Based on this system, a research conducted at Brunel University London, partially sup-ported by the EU-funded FP collaborative research project Light.Touch. Matters (LTM), under agreement n°310312, applies the four SMs families identified for their potentiality to physically embody non-linguistic analogies and metaphors, through a combination of visual and haptic feedback, to help users retrieve their past knowledge and seamlessly acquire new information (Micocci et al. 2018). Under the umbrella of ageing studies, the research demonstrated how the adoption of SMs in a non-linguistic metaphors setting may significantly facilitate older and younger adults to link the past and new knowledge with the intent to intuitively interact with products they had limited prior exposure with and shorten the generation gap when understanding novel technologies. In other words, smart interactivity paves the way to maximise the exchange of information between human and the environment that the human agent will eventually convert into volitional and informed actions.

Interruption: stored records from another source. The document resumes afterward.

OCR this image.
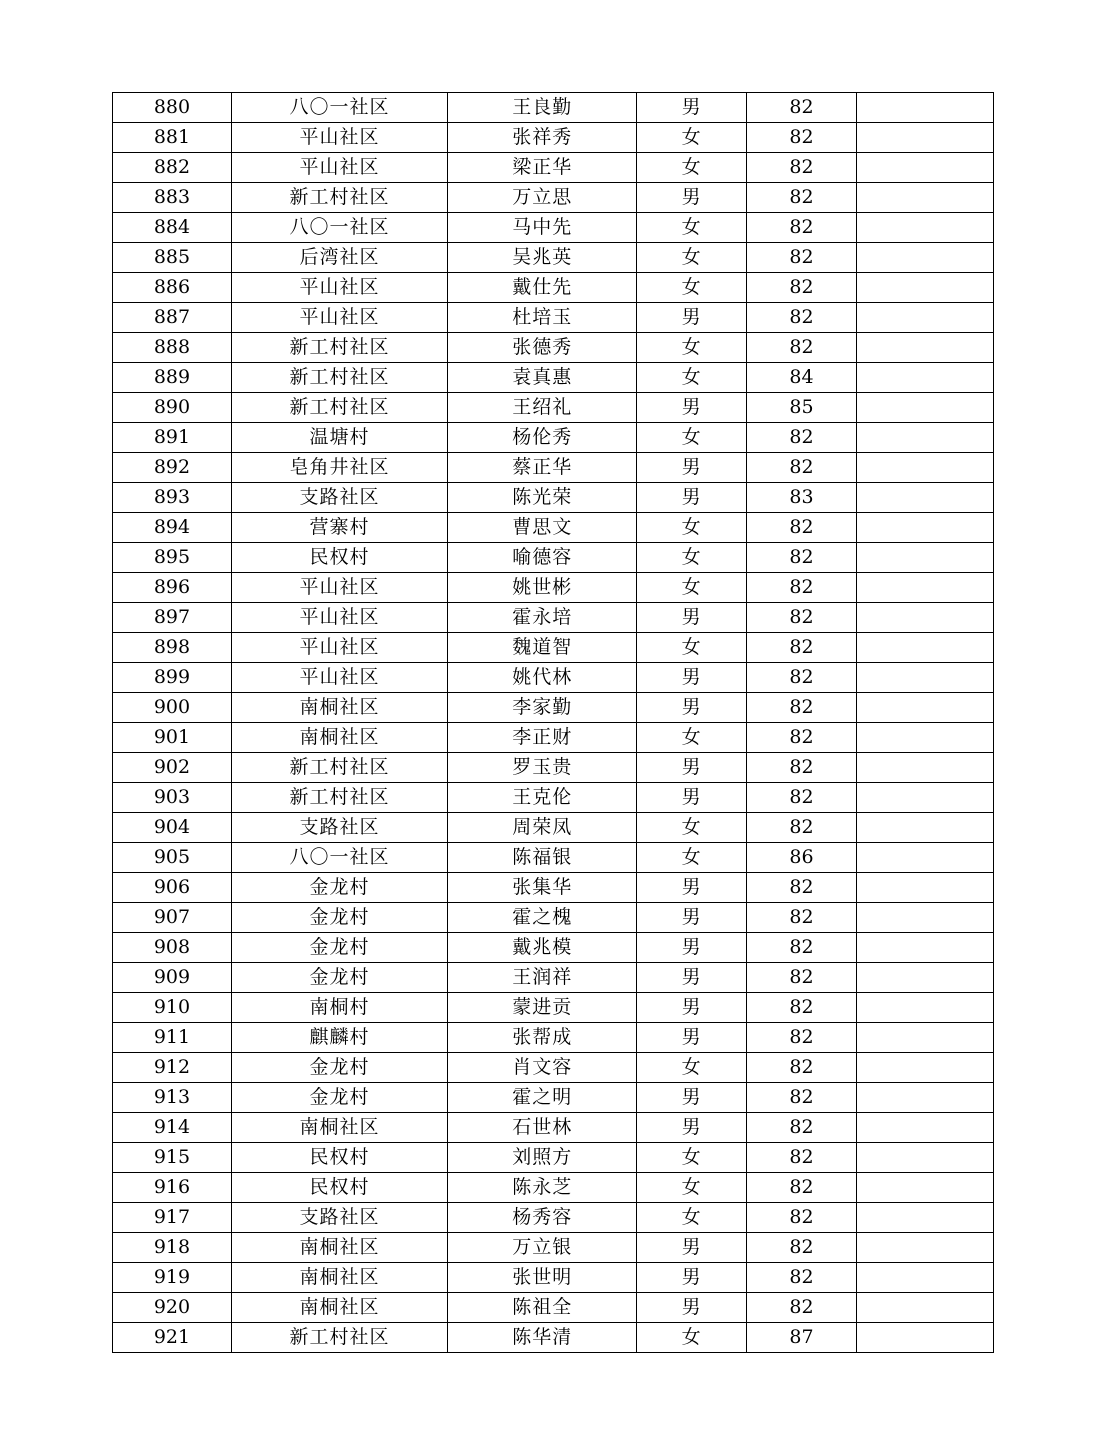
880	八〇一社区	王良勤	男	82	
881	平山社区	张祥秀	女	82	
882	平山社区	梁正华	女	82	
883	新工村社区	万立思	男	82	
884	八〇一社区	马中先	女	82	
885	后湾社区	吴兆英	女	82	
886	平山社区	戴仕先	女	82	
887	平山社区	杜培玉	男	82	
888	新工村社区	张德秀	女	82	
889	新工村社区	袁真惠	女	84	
890	新工村社区	王绍礼	男	85	
891	温塘村	杨伦秀	女	82	
892	皂角井社区	蔡正华	男	82	
893	支路社区	陈光荣	男	83	
894	营寨村	曹思文	女	82	
895	民权村	喻德容	女	82	
896	平山社区	姚世彬	女	82	
897	平山社区	霍永培	男	82	
898	平山社区	魏道智	女	82	
899	平山社区	姚代林	男	82	
900	南桐社区	李家勤	男	82	
901	南桐社区	李正财	女	82	
902	新工村社区	罗玉贵	男	82	
903	新工村社区	王克伦	男	82	
904	支路社区	周荣凤	女	82	
905	八〇一社区	陈福银	女	86	
906	金龙村	张集华	男	82	
907	金龙村	霍之槐	男	82	
908	金龙村	戴兆模	男	82	
909	金龙村	王润祥	男	82	
910	南桐村	蒙进贡	男	82	
911	麒麟村	张帮成	男	82	
912	金龙村	肖文容	女	82	
913	金龙村	霍之明	男	82	
914	南桐社区	石世林	男	82	
915	民权村	刘照方	女	82	
916	民权村	陈永芝	女	82	
917	支路社区	杨秀容	女	82	
918	南桐社区	万立银	男	82	
919	南桐社区	张世明	男	82	
920	南桐社区	陈祖全	男	82	
921	新工村社区	陈华清	女	87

However, further studies are recommended to unveil the action possibilities we may achieve with and to further test and evaluate new smart and engineered materials to enhance, at different levels of interventions, an informed cognitive response of the user.
Conclusion
The process of conceptualising and designing Smart Interactivity considers materials as a technological agent with their engineered features and dynamic stimulus, and the action possibilities of the human agent. The results of this review suggest that intelligent and pervasive materiality could promote multi-sensory engagement of the user and could help in the process of information exchange between human-artefact. Through this design approach, SMs can be employed to reduce the cognitive distances in evaluation and executions, which unclear interfaces at times create.